By Michael Esposito
SPOTSWOOD Football Club officials may not even know that a former junior at the club is now running around for the Western Bulldogs.
Speedy defender Easton Wood took Spotswood’s under-16 team for a training session last week as part of the Toyota Good for Footy program, and revealed he played one game for the Green and Gold – but can’t remember if it was in under-10s or under-12s.
Although Wood lived in Camperdown, his father lived in Williamstown and he would travel down every weekend as a youngster to spend time with his dad and run for the Williamstown Little Athletics Club.
On one weekend his dad organised for him to play a game for Spotswood, and as Wood recalls it, the side lost by about 100 points.
Wood’s journey from oft-overlooked junior to AFL footballer makes him an ideal role model for young and impressionable footballers who are deciding if they want to make the sacrifices necessary to play sport at their maximum level.
The 21-year-old Altona resident spoke to the Spotswood teens about his failure to make TAC Cup side Geelong Falcons’ list, and how the Bulldogs picked him up after being impressed with his performances for school side Geelong Grammar.
“I was under the impression I was never going to play AFL, but I continued playing footy because I really enjoyed it, so that’s the message – if you keep with it and you enjoy it, you play good footy.”
Wood knows all about persistence.
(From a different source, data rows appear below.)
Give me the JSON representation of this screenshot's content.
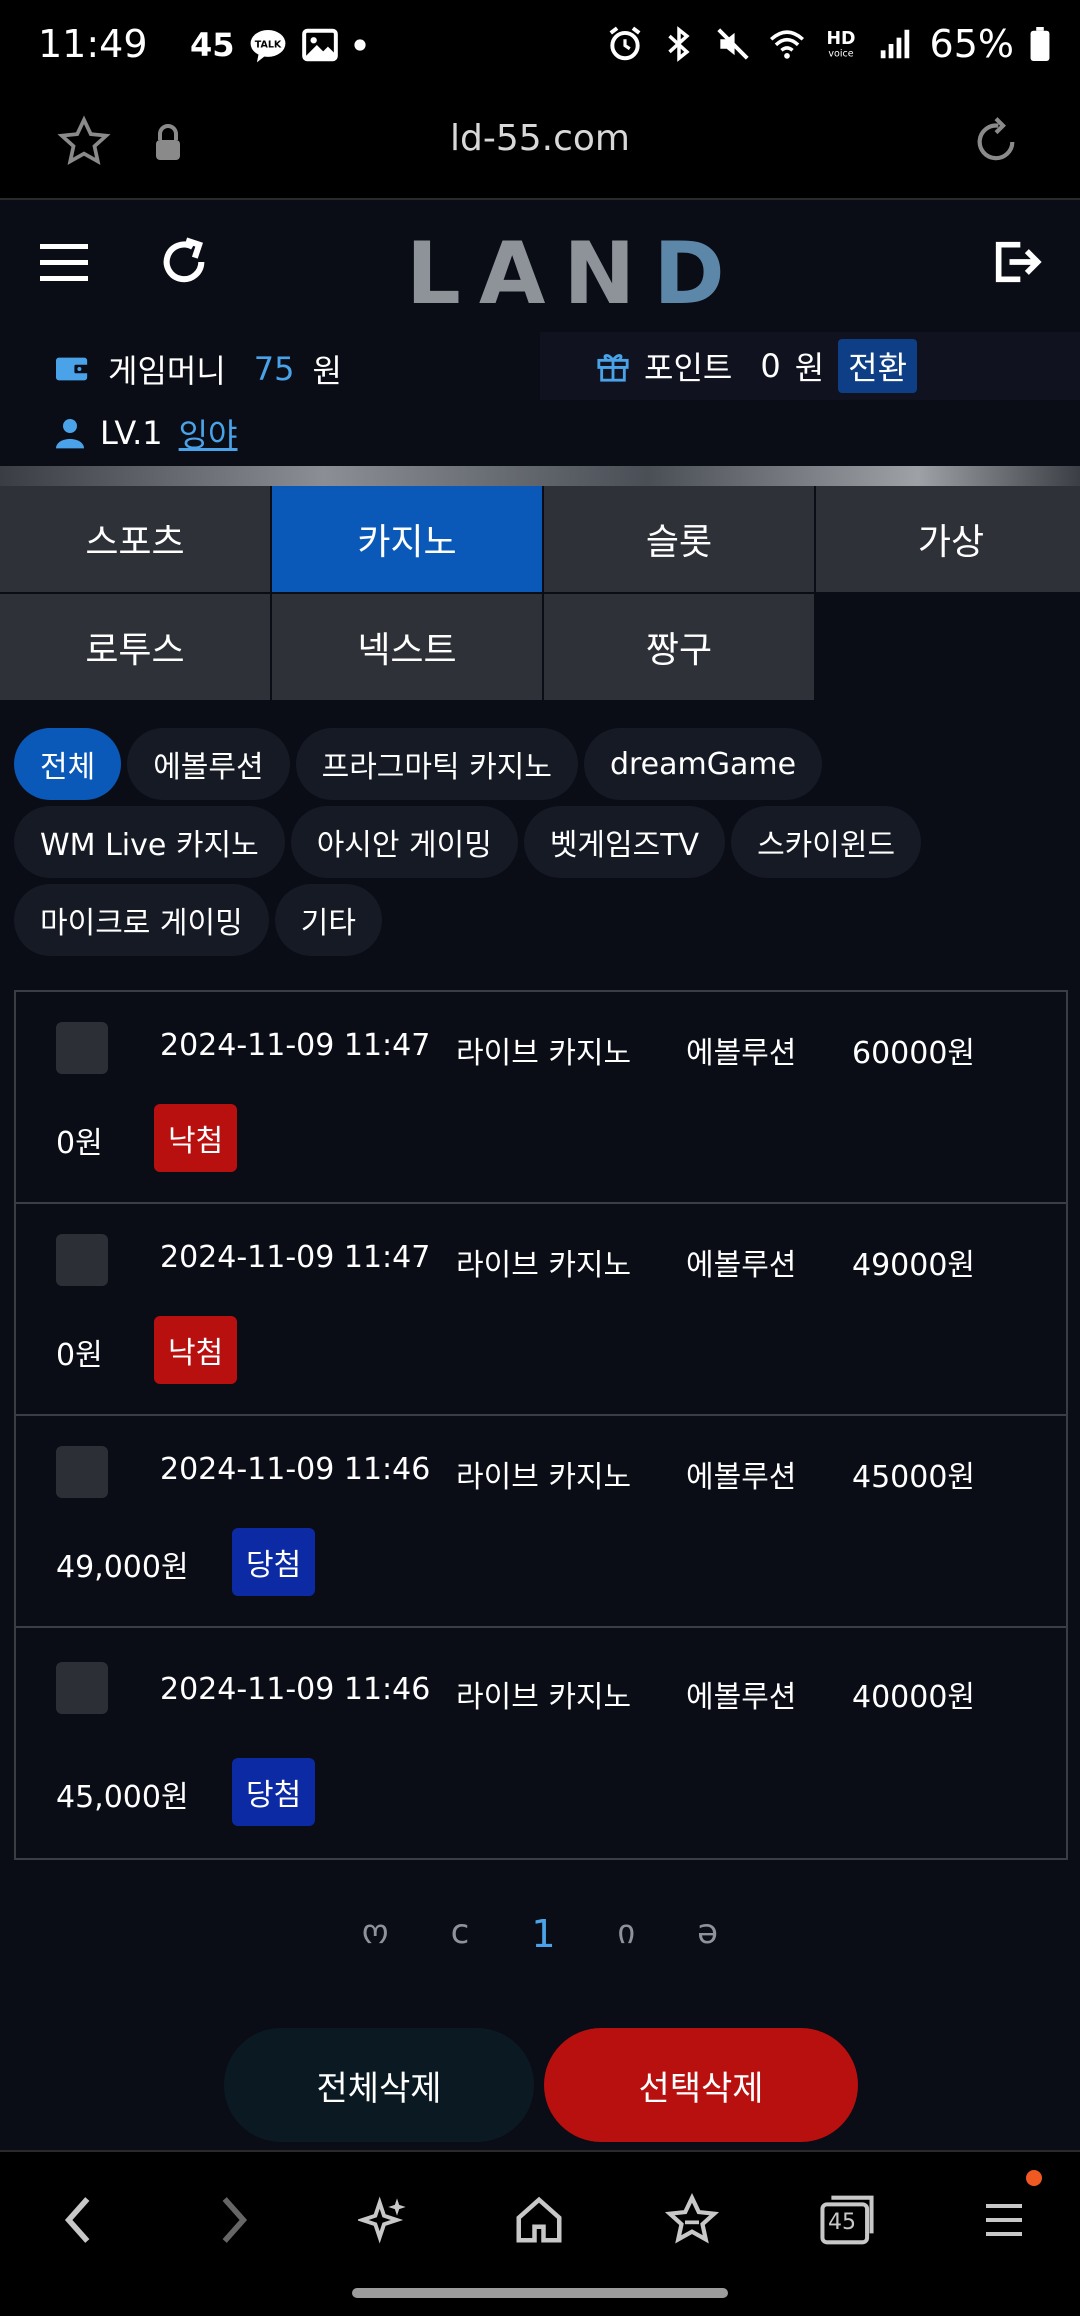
{
  "status": {
    "time": "11:49",
    "talk_count": "45",
    "battery": "65%"
  },
  "browser": {
    "url": "ld-55.com",
    "tab_count": "45"
  },
  "header": {
    "logo": "LAND"
  },
  "account": {
    "money_label": "게임머니",
    "money_value": "75",
    "money_unit": "원",
    "point_label": "포인트",
    "point_value": "0",
    "point_unit": "원",
    "convert_label": "전환",
    "level": "LV.1",
    "nickname": "잉야"
  },
  "categories": [
    {
      "label": "스포츠"
    },
    {
      "label": "카지노",
      "active": true
    },
    {
      "label": "슬롯"
    },
    {
      "label": "가상"
    },
    {
      "label": "로투스"
    },
    {
      "label": "넥스트"
    },
    {
      "label": "짱구"
    }
  ],
  "filters": [
    {
      "label": "전체",
      "active": true
    },
    {
      "label": "에볼루션"
    },
    {
      "label": "프라그마틱 카지노"
    },
    {
      "label": "dreamGame"
    },
    {
      "label": "WM Live 카지노"
    },
    {
      "label": "아시안 게이밍"
    },
    {
      "label": "벳게임즈TV"
    },
    {
      "label": "스카이윈드"
    },
    {
      "label": "마이크로 게이밍"
    },
    {
      "label": "기타"
    }
  ],
  "history": [
    {
      "date": "2024-11-09 11:47",
      "game": "라이브 카지노",
      "provider": "에볼루션",
      "bet": "60000원",
      "payout": "0원",
      "result": "낙첨",
      "result_type": "lose"
    },
    {
      "date": "2024-11-09 11:47",
      "game": "라이브 카지노",
      "provider": "에볼루션",
      "bet": "49000원",
      "payout": "0원",
      "result": "낙첨",
      "result_type": "lose"
    },
    {
      "date": "2024-11-09 11:46",
      "game": "라이브 카지노",
      "provider": "에볼루션",
      "bet": "45000원",
      "payout": "49,000원",
      "result": "당첨",
      "result_type": "win"
    },
    {
      "date": "2024-11-09 11:46",
      "game": "라이브 카지노",
      "provider": "에볼루션",
      "bet": "40000원",
      "payout": "45,000원",
      "result": "당첨",
      "result_type": "win"
    }
  ],
  "pagination": {
    "first": "ო",
    "prev": "c",
    "current": "1",
    "next": "ი",
    "last": "ə"
  },
  "actions": {
    "delete_all": "전체삭제",
    "delete_selected": "선택삭제"
  },
  "colors": {
    "accent_blue": "#0a59b8",
    "link_blue": "#4aa3e8",
    "lose_red": "#b80f0f",
    "win_blue": "#0c2aa3",
    "background": "#0a0c16"
  }
}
He’s had to overcome a string of injuries in his four years at the Western Bulldogs, and is only just starting to play consistent footy.
Having recovered from snapping his ankle in round one and not missing a game since round nine, Wood is now being talked about like Callan Ward was two years ago – as someone with loads of promise, a footballer with the goods to become one of the Bulldogs’ most important players.
“My body’s just starting to get a lot better. I started to struggle with my ankle earlier in the year and when I came back from that I felt like I had a new ankle, I had to learn how to play within its capabilities and certainly just started to get used to it,” Wood said. “It’s good just to play a few consistent games.”
The Bulldogs’ back-line woes have been well-documented this season, but Wood has been a beacon of consistency.
“It’s been really difficult, we’ve had massive changes in personnel with blokes being injured, being in and out. It’s hard to gel as a group with that, because the back line really is a team within a team,” he said.
“Probably the last six or seven weeks we’ve had a much more consistent group.”
Of his side’s failure to meet expectations this season, Wood said no one’s looking for excuses.
“A lot of time when things haven’t been going well we’ve really concentrated on what we’re doing wrong, there’s not been finger pointing or a witch-hunt.”